Mazhari dedicates a chapter to the progressive views of Maulana Ashraf Ali Thanwi regarding the changes in madrasa education. Thanwi is held in reverence by all but his views and opinions are in oblivion as he was for a change in curriculum, introduction of new disciplines and believed in complete functional specialization of different madrasa students according to their abilities.

Mazhari decries the inadequacy of teaching skills among the madrasa teachers which hampers the whole process of madrasas education as well as the state of research in madrasas which is in doldrums and ill-equipped to deal with the present-day scholarly challenges. Though Mazhari is for the end of exploitation and nepotism which is a norm in madrasas, he is not in full favour for the proposed Central Madrasa Board to oversee and regulate madrasas.

Mazhari calls the Ulama for a positive role and wants them to be socially engaged but he is also aware of the fact that South Asia is emerging as a new field of Muslim studies and Muslim ulama must be prepared scholarly to meet these challenges as well as to react to the adverse media image of Muslims and to build an alternative Muslim media to face the challenges of Islamphobia and Muslim bashing. He is aware of the fact that when it comes to the Muslims, all have double-standards and strands of hypocrisy lay bare.
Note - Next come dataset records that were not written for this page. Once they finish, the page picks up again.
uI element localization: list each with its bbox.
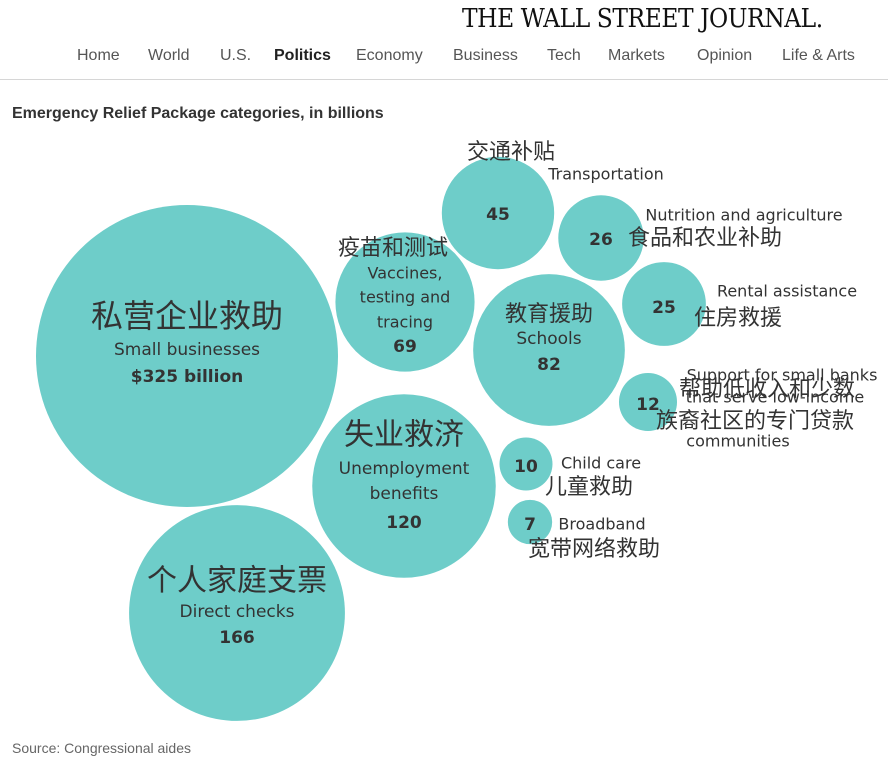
nav-business[interactable]: Business [453,47,518,64]
bubble-en-label: tracing [377,313,433,332]
bubble-en-label: testing and [360,288,451,307]
bubble-value-label: 166 [219,628,255,648]
main-nav: Home World U.S. Politics Economy Busines… [0,47,888,69]
nav-markets[interactable]: Markets [608,47,665,64]
nav-us[interactable]: U.S. [220,47,252,64]
bubble-en-label: that serve low-income [686,388,864,407]
bubble-value-label: 10 [514,457,538,477]
bubble-zh-label: 教育援助 [505,302,593,327]
bubble-en-label: Broadband [558,515,645,534]
nav-world[interactable]: World [148,47,190,64]
bubble-en-label: Nutrition and agriculture [645,206,842,225]
bubble-en-label: Support for small banks [687,366,878,385]
bubble-zh-label: 交通补贴 [467,140,555,165]
bubble-en-label: communities [686,432,789,451]
bubble-en-label: Child care [561,454,641,473]
bubble-zh-label: 失业救济 [344,418,464,453]
bubble-zh-label: 食品和农业补助 [628,226,782,251]
nav-tech[interactable]: Tech [547,47,581,64]
nav-opinion[interactable]: Opinion [697,47,753,64]
bubble [507,499,553,545]
bubble-en-label: Unemployment [339,459,470,479]
bubble-en-label: benefits [370,484,439,504]
bubble-en-label: Small businesses [114,340,260,360]
bubble [622,262,706,346]
bubble-value-label: 12 [636,395,660,415]
bubble-zh-label: 族裔社区的专门贷款 [656,409,854,434]
bubble [441,156,555,270]
bubble [558,195,644,281]
bubble-zh-label: 宽带网络救助 [528,537,660,562]
bubble-zh-label: 住房救援 [694,306,782,331]
bubble-zh-label: 私营企业救助 [91,297,283,335]
bubble-zh-label: 个人家庭支票 [147,564,327,599]
bubble-en-label: Schools [516,329,581,349]
bubble-en-label: Vaccines, [368,264,443,283]
bubble [499,437,553,491]
bubble-zh-label: 疫苗和测试 [338,236,448,261]
bubble [618,372,678,432]
bubble-zh-label: 儿童救助 [545,475,633,500]
nav-home[interactable]: Home [77,47,120,64]
wsj-logo[interactable]: THE WALL STREET JOURNAL. [462,4,823,34]
bubble [335,232,475,372]
bubble [473,274,625,426]
bubble-zh-label: 帮助低收入和少数 [679,377,855,402]
bubble-value-label: 45 [486,205,510,225]
bubble-value-label: 82 [537,355,561,375]
nav-life-arts[interactable]: Life & Arts [782,47,855,64]
bubble-en-label: Transportation [547,165,664,184]
bubble-en-label: Rental assistance [717,282,857,301]
nav-economy[interactable]: Economy [356,47,423,64]
bubble-en-label: Direct checks [180,602,295,622]
source-note: Source: Congressional aides [12,740,191,756]
bubble [312,394,496,578]
bubble-value-label: 25 [652,298,676,318]
bubble-value-label: 26 [589,230,613,250]
bubble-value-label: 120 [386,513,422,533]
bubble [36,205,338,507]
bubble-value-label: 7 [524,515,536,535]
chart-title: Emergency Relief Package categories, in … [12,105,384,122]
bubble [129,505,345,721]
bubble-value-label: $325 billion [131,367,244,387]
nav-politics[interactable]: Politics [274,47,331,64]
masthead: THE WALL STREET JOURNAL. Home World U.S.… [0,0,888,80]
bubble-value-label: 69 [393,337,417,357]
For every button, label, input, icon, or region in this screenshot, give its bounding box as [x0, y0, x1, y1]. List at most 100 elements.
The positive effect of 9/11 has been the promotion of a culture of dialogue instead of clash, though dialogue hasn’t percolated to the common masses and is only prevalent as inter-faith while Mazhari calls for an inter-maslaki dialogue too between Shia-Sunni and various other sects in Islam.

A number of articles deal with the challenges baffling Indian Muslims and how the majority of Muslim organizations which boast about their work for the empowerment and upliftment of Muslim masses and community work are confined to paper with no or little real grassroot work done.

This collection is an invitation towards introspection as it identifies the flaws and inspires to contribute something positive. Mazhari deserves our appreciation and encouragement to carry out such efforts in future too so that Muslims become a contributing and progressive, inclusive and introspective force.